Chief Privacy Officer EMEA
This Chief Privacy Officer EMEA role is based in London, it reports to the Global CPO and offers fantastic opportunities for the successful candidate to learn and progress. The role can offer flexible working, as well as offering the opportunity to travel within EMEA occasionally, a visit to each region is usually scheduled once per year.
A large, international retailer focused on travel, this market leading business operates online and through physical shops. This organisation has a friendly, laid back culture and will suit someone interested in working as part of a team.
The successful candidate will join a team of four Regional Chief Privacy Officers, all of which report to the Global Privacy Officer. Each region has an additional 1-2 Privacy Officers reporting to the Regional CPOs.
This Chief Privacy Officer EMEA is based in London and involves:
The EMEA Chief Privacy Officer (CPO) role is a senior member of the global Privacy function, reporting into the Group Chief Privacy Officer. The successful candidate will have a strong privacy background, will develop and manage the Group's privacy management program across EMEA, and will be accountable for compliance within the region for all matters related to data protection.
The EMEA CPO will coordinate with their counterpart CPOs in other regions and senior stakeholders within EMEA. They will also work with local complementary functions (e., Information Security, Legal, Enterprise Risk) to ensure compliance with applicable local and trans-national legislation, provide expert advice to the regional business in data privacy matters, respond to incidents, and drive change as required.
The successful candidate with know how to persuade and enable the business, while at the same time maintaining independence. In their role, they will be representing the Group towards internal and external stakeholders, including employees, customers, and regulators.

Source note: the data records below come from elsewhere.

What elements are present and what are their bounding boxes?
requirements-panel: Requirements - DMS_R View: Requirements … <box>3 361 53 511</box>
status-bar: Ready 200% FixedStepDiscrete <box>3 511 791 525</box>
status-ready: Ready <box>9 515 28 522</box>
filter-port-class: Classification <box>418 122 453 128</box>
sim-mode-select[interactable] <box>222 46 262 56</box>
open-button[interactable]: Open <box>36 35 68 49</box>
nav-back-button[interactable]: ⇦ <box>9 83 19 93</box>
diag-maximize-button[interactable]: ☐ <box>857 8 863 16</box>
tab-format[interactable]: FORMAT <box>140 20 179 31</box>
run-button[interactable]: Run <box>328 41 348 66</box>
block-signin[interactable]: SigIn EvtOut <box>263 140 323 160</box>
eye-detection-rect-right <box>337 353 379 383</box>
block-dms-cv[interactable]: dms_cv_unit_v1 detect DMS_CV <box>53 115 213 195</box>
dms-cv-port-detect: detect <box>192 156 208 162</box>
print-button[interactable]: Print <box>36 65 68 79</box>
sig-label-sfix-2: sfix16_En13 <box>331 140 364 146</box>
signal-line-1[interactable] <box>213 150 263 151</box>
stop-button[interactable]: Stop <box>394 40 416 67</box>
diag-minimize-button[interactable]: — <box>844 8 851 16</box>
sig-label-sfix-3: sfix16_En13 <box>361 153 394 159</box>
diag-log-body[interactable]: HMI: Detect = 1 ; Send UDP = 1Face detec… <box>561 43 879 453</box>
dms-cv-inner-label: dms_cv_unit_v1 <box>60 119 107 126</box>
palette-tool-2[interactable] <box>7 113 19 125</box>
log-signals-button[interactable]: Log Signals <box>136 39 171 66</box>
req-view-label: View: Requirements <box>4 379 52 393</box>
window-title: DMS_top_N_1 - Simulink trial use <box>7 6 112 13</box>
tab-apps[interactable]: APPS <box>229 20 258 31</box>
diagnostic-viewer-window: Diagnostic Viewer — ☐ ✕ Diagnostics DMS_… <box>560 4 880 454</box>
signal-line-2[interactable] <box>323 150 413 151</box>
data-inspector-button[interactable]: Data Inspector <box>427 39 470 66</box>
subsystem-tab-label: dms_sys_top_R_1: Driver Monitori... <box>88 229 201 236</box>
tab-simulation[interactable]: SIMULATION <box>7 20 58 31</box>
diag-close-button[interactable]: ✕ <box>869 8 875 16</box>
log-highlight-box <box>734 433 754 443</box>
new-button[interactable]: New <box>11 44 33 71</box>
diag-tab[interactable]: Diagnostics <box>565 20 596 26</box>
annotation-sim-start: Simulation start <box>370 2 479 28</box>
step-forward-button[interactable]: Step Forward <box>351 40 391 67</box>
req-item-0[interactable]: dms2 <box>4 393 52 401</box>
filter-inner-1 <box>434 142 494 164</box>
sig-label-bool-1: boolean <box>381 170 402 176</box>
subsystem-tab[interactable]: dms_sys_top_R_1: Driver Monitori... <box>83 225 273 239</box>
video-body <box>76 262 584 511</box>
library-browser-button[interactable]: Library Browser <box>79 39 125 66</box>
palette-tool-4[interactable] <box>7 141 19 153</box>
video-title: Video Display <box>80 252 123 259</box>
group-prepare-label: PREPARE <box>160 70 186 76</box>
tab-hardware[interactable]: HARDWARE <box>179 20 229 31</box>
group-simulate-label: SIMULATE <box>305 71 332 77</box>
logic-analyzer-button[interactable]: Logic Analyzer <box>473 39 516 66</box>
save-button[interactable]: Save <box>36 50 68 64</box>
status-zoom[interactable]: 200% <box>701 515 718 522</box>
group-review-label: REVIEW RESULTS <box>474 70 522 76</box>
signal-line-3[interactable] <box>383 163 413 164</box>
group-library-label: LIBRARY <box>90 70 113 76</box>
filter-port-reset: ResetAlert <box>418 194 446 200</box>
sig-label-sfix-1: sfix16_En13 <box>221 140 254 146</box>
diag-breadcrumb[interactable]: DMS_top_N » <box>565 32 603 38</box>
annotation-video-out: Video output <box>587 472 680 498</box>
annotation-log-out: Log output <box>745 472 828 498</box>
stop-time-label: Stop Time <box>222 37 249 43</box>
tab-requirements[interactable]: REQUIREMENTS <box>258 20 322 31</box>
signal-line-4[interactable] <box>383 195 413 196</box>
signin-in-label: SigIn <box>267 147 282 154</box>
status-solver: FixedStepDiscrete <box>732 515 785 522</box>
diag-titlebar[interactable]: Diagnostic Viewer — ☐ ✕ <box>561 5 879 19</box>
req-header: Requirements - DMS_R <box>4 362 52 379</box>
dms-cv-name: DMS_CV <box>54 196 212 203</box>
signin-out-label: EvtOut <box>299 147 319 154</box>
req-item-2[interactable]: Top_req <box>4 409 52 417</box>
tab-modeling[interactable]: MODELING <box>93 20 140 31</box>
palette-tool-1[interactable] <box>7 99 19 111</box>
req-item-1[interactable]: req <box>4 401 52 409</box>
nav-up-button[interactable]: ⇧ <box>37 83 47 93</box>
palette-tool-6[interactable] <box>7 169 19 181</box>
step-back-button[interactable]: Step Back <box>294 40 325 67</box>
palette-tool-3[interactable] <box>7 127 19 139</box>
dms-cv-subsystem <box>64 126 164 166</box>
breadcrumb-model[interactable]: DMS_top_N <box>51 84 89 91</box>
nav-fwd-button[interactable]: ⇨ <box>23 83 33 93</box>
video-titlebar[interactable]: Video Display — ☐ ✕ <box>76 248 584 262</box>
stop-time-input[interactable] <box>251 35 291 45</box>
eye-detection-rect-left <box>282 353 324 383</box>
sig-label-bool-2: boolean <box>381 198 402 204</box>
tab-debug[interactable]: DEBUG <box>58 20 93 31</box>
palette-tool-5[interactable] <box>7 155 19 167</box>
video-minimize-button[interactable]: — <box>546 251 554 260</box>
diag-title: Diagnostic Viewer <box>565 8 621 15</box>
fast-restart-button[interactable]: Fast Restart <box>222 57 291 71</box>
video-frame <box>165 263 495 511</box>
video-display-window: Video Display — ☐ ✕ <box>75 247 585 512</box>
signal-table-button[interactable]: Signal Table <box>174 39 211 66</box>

- Work with the Group CPO and other regional CPOs to develop, implement and maintain continuous data privacy program, privacy policies, procedures and documentation for the processing of personal data.
- Co-ordinate activities with appropriate members of the organisation (e., business leads, process owners, development teams, technology, legal, information security, enterprise risk, ethics and compliance, HR, etc.)
- Conduct regular compliance assessments to ensure that the Group's legal privacy requirements under applicable local laws are being met.
- Conduct vendor assessment and undertake due diligence processes as required to identify, quantify and address privacy concerns.
- Work with legal to review data privacy requirements within client contracts and ensure third-party suppliers' contracts meet privacy requirements.
- Support bid-writing teams in RFP responses in relation to data protection matters.
- Present to existing and potential corporate clients to address their privacy concerns.
- Lead the enterprise's response to privacy incidents, and notify regulatory authorities of data breaches where required.
- Conduct or oversee privacy awareness campaigns, training and orientation for all employees, helping drive culture change where required.
- Report findings in a structural, transparent and business-relevant manner to regional SWOTs.
- Serve as the internal advisor to interpret privacy-policy-related questions. Work closely with the technology and development teams to anticipate/address privacy issues in new and existing systems and applications
This Chief Privacy Officer EMEA is based in London and requires:
- Five+* years of experience in privacy, data protection, privacy law, or compliance.
- Detailed knowledge of GDPR and POPIA.
- Experience of working in an international privacy/ data protection role
- Knowledge of international data transfer mechanisms (e., EU model clauses and/or Binding Corporate Rules).
- Bachelor's degree or higher in business administration, law, finance, accounting, engineering, science and technology studies, IT or a related discipline or equivalent experience.
- Certified Information Privacy Professional/Europe (CIPP/E).
- Knowledge of the privacy aspects of product development including privacy/security by design and default and data minimisation.
- Experience or familiarity with governance, risk and compliance (GRC) methodologies.
- Strong analytical and problem resolution skills. Sound business judgement, with the ability to think strategically and give practical advice by balancing business needs with legal risks.
- Strong written and verbal communication skills, and the ability to work well with a diverse client base to articulate the importance of customer privacy.
- Has the accessibility and ability to interface with, and gain the respect of, stakeholders at all levels and roles in the company.
- Is comfortable promoting privacy up and down the management chain, including audiences who have varying levels of familiarity with the topic.
- Familiarity with cloud computing, online services, web and enterprise applications, and data analytics.
- Experience in ISO 27001, ISO 27701, NIST and/or PCI DSS.
- Prior experience with privacy in Retail or Corporate Travel Management Services and/or experience with privacy in internet or high-tech companies.
*candidates with more or less experience who meet the role's technical requirements will be considered
Salary offered is dependent on experience, discretionary bonus and benefits in addition to base salary.